Thursday 21 October 2010

Proud of diversity

There's been lots of talk in recent years in the UK, and currently in Germany, about integration, diversity, multi-culturalism, migration and immigration: generally with a negative slant, implying or stating outright that people should adapt to what's seen as the indigenous culture and religion (even when many no longer practise that religion and aren't always sure of what culture may mean).
Personally, I find it fascinating and enriching to live somewhere with such a range of religions, cultures, geographies food and everything bumping into and living alongside each other (if in somewhat separate parts of the city to some degree). I've been to a major Sikh Gurdwara (temple) in Smethwick, with a warm welcome and sense of community.

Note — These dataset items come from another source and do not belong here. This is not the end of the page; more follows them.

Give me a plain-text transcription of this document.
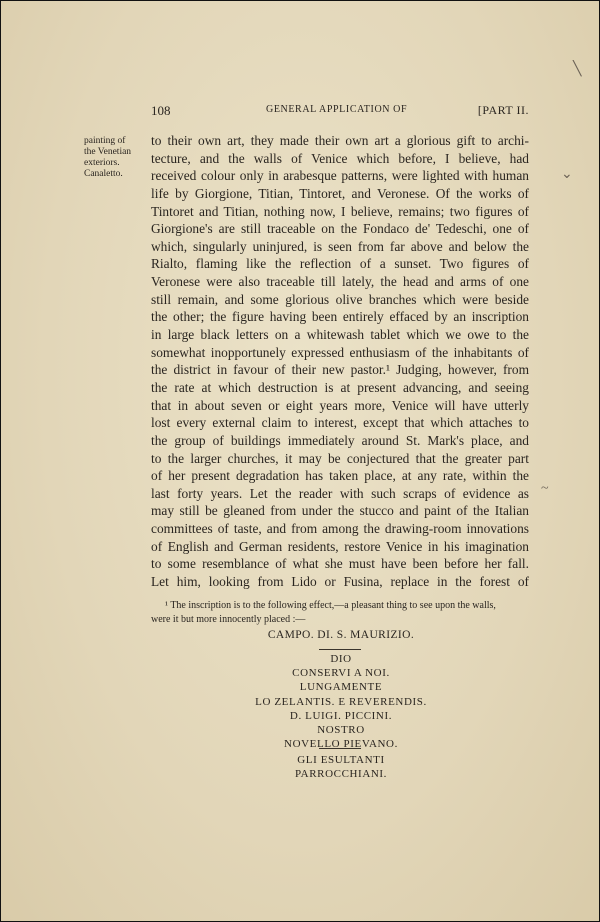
108	GENERAL APPLICATION OF	[PART II.
painting of
the Venetian
exteriors.
Canaletto.
to their own art, they made their own art a glorious gift to archi-
tecture, and the walls of Venice which before, I believe, had
received colour only in arabesque patterns, were lighted with human
life by Giorgione, Titian, Tintoret, and Veronese. Of the works of
Tintoret and Titian, nothing now, I believe, remains; two figures of
Giorgione's are still traceable on the Fondaco de' Tedeschi, one of
which, singularly uninjured, is seen from far above and below the
Rialto, flaming like the reflection of a sunset. Two figures of
Veronese were also traceable till lately, the head and arms of one
still remain, and some glorious olive branches which were beside
the other; the figure having been entirely effaced by an inscription
in large black letters on a whitewash tablet which we owe to the
somewhat inopportunely expressed enthusiasm of the inhabitants of
the district in favour of their new pastor.¹ Judging, however, from
the rate at which destruction is at present advancing, and seeing
that in about seven or eight years more, Venice will have utterly
lost every external claim to interest, except that which attaches to
the group of buildings immediately around St. Mark's place, and
to the larger churches, it may be conjectured that the greater part
of her present degradation has taken place, at any rate, within the
last forty years. Let the reader with such scraps of evidence as
may still be gleaned from under the stucco and paint of the Italian
committees of taste, and from among the drawing-room innovations
of English and German residents, restore Venice in his imagination
to some resemblance of what she must have been before her fall.
Let him, looking from Lido or Fusina, replace in the forest of
¹ The inscription is to the following effect,—a pleasant thing to see upon the walls,
were it but more innocently placed :—
CAMPO. DI. S. MAURIZIO.
DIO
CONSERVI A NOI.
LUNGAMENTE
LO ZELANTIS. E REVERENDIS.
D. LUIGI. PICCINI.
NOSTRO
NOVELLO PIEVANO.
GLI ESULTANTI
PARROCCHIANI.
╲
⌄
~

I've been to the 10th anniversary of Birmingham-based group Writers without Borders , poets and musicians from around the globe, Kurdish, Caribbean, African, Asian, European, and Birmingham-born who've found a new life and voice here and know how to celebrate and get the audience to join in! Earlier this evening I joined an attentive audience at the annual Carr's Lane lecture series*, listening to Dr Indarjit Singh, known to many as the regular presenter of Thought for the Day: a thoughtful and lucid spokesman for the values and teachings of Sikhism.
We wouldn't have all this if it wasn't for some notion of allowing for various identities and backgrounds to express themselves and share in communal life. Whatever the challenges and needs, being here has given me the chance to see and listen, if only briefly, to people's experiences and to imbibe something of their understanding.
I hope Brum stays as diverse and multi-cultural for a long time to come: in fact, I hope it doesn't stop being so. The antis, some real extremists and thugs (whatever they try to say on their websites), can only diminish our society, whatever their axe is to grind. No-one's superior and no-one has one single hold on "the truth". We need various highways and experiences lived to begin to understand how to tap into one single source of life, if that's all there is.
And life can always be celebrated.

*Carr's Lane lectures in radical Christian Faith.